To reduce costs and stay competitive, outsourcing data center infrastructure has become almost essential since the emergence of High-Performance Computing (HPC). HPC is a powerful solution that requires high density, heat, and bandwidth. These data centers need to address the challenges posed by the heat and power density required for running multiple high-performance computers simultaneously.
Given that HPC enables faster integration of data analytics and artificial intelligence, it comes as no surprise that leading companies adopting HPC data centers are predominantly in the cloud computing and IT industries. However, companies from other industries can also harness the power of HPC.
These may include:
- Research Laboratories
- Financial Technology
- Weather Forecasting
- Media and Entertainment
- Government and Defense
Data centers supporting HPC can meet the growing demand for fast networking while keeping up with the increasingly digitized landscape.
The Three Key Systems of HPC To build an infrastructure that caters to HPC, it is crucial to understand the three key systems of an HPC cluster: computing, storage, and networking.
Efficient HPC systems require a set of computer services and software programs that work together to execute algorithmic programs. Each module needs to stay synchronized with the other modules in the cluster; otherwise, the entire HPC system becomes outdated.
The goal of HPC is to perform high-speed computations, which requires aggregating computing capabilities from different hardware types. Data centers have the necessary space and capacity to accommodate the computing systems and hardware required to support HPC operations, which often involve power and cooling coordination beyond what most enterprises can handle.

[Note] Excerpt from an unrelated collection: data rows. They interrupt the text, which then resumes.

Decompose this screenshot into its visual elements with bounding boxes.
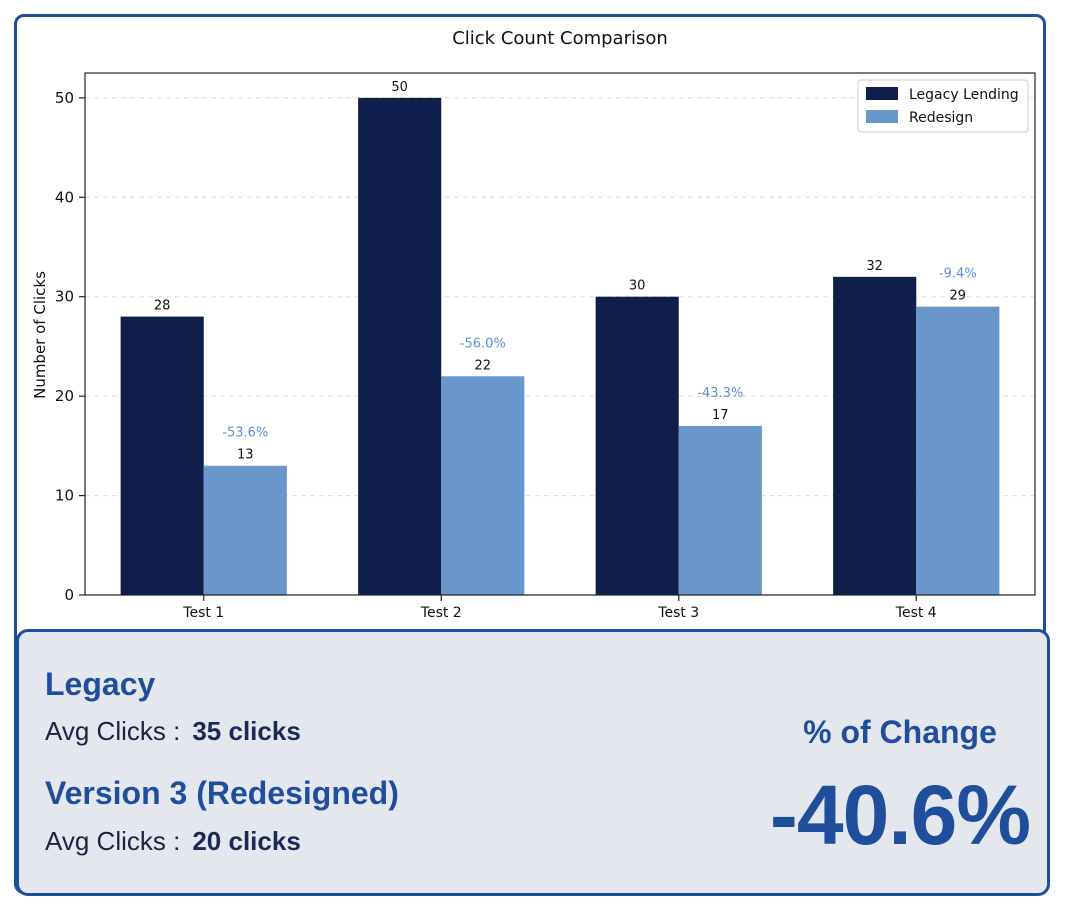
bar-redesign bbox=[678, 425, 762, 595]
legend-box bbox=[857, 79, 1029, 133]
redesign-avg-row: Avg Clicks : 20 clicks bbox=[45, 826, 301, 857]
bar-legacy bbox=[595, 296, 679, 595]
x-tick-label: Test 4 bbox=[895, 605, 937, 621]
x-tick-label: Test 2 bbox=[420, 605, 462, 621]
y-tick-label: 50 bbox=[55, 89, 74, 107]
bar-value-label: 17 bbox=[712, 408, 729, 423]
bar-legacy bbox=[358, 97, 442, 595]
percent-change-label: -56.0% bbox=[460, 336, 506, 351]
percent-change-label: -9.4% bbox=[939, 267, 977, 282]
legend-label-legacy: Legacy Lending bbox=[909, 87, 1019, 103]
y-axis-label: Number of Clicks bbox=[31, 271, 49, 399]
legacy-avg-row: Avg Clicks : 35 clicks bbox=[45, 716, 301, 747]
legacy-avg-value: 35 clicks bbox=[192, 716, 301, 746]
bar-value-label: 30 bbox=[629, 279, 646, 294]
chart-title: Click Count Comparison bbox=[452, 28, 668, 49]
bars bbox=[120, 97, 1000, 595]
bar-legacy bbox=[120, 316, 204, 595]
legend-label-redesign: Redesign bbox=[909, 110, 973, 126]
legend-swatch-legacy bbox=[866, 87, 898, 100]
data-labels: 28 13 -53.6% 50 22 -56.0% 30 17 -43.3% 32 29 -9.4% bbox=[154, 80, 977, 463]
x-tick-label: Test 3 bbox=[657, 605, 699, 621]
bar-value-label: 29 bbox=[950, 289, 967, 304]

To accommodate the massive amount of data processed by HPC, the storage system should offload data from the CPUs as frequently as possible without interrupting the computational operations. According to Weka, HPC storage systems need to meet the following requirements:
- Data from any node should be available at all times.
- Available data must be the most up-to-date.
- Capable of handling data requests of any size.
- Support performance-oriented protocols.
- Utilize the latest storage technologies (e.g., SSD).
- Scale to milliseconds to keep up with constant latency.
The network topology of HPC is significantly different from internal office networks. In addition to the extreme demands of continuous data transfer between CPUs and storage, many different computational components that make up the HPC environment are treated as one computer and are combined in a “fabric.” “The key concept of HPC fabric is having a large amount of scalable bandwidth (throughput) while maintaining ultra-low latency.”
Considering the density and heat generated by HPC infrastructure, cooling can be a significant challenge. Traditional hot-aisle containment systems used in modern data centers can effectively cool today’s 50kW HPC racks. Looking ahead, HPC clusters may increase in density and drive more widespread adoption of liquid cooling, which offers cooling capacities up to 1,000 times greater than air cooling, with a smaller physical footprint. Immersion cooling deployments offer higher flexibility and cater to future customers.
Take GIGALIGHT’s innovative liquid-cooled optical interconnect modules and solutions as an example. The liquid-cooled high-speed modules can stably operate in fluorocarbon liquids and mineral oil up to 1 meter deep (certified through long-term customer validation). Compared to traditional cooling solutions, they provide higher heat dissipation efficiency and lower energy consumption, taking the computational power of high-performance computing to a new level.
High-performance computing data centers are built with high-quality systems, components, and facilities to meet the demands of HPC. These data centers provide affordable power, network, scalability, redundancy, and security required for HPC. Therefore, HPC clusters require high-performance parallel interconnect components to connect the devices.
GIGALIGHT has been a pioneer in parallel optical interconnect computing since 2013. We have been dedicated to the development of high-performance parallel optical modules and interconnect cables. Our product series covers various speeds, including 10G, 25G, 40G, 100G, 200G, 400G, and 800G, and support the INFNIBAND protocol.
Here are some key components that support parallel interconnects in HPC data centers:
– Server optical network cards based on Intel and NVIDIA chip designs, supporting parallel interconnects from 10G to 200G and extending towards 400G/800G.
– High-speed parallel optical modules designed based on VCSEL lasers, DML lasers, or silicon photonics platforms, such as 100G QSFP28 SR4/PSM4, 200G QSFP56 SR4/DR4, 200G QSFP-DD SR8/PSM8, and 400G QSFP-DD SR8/DR4.
– Short-reach parallel DAC (Direct Attach Copper) and AOC (Active Optical Cable) interconnect cables designed with low power consumption, including 400G QSFP-DD DAC/AOC, 800G QSFP-DD DAC/AOC, etc.
– Electric loopback modules that support self-loopback testing of system devices.
– Innovative liquid-cooled interconnect optical modules and solutions.
These high-quality components, along with the overall system and facilities, work together to create high-performance computing data centers that meet the requirements of HPC.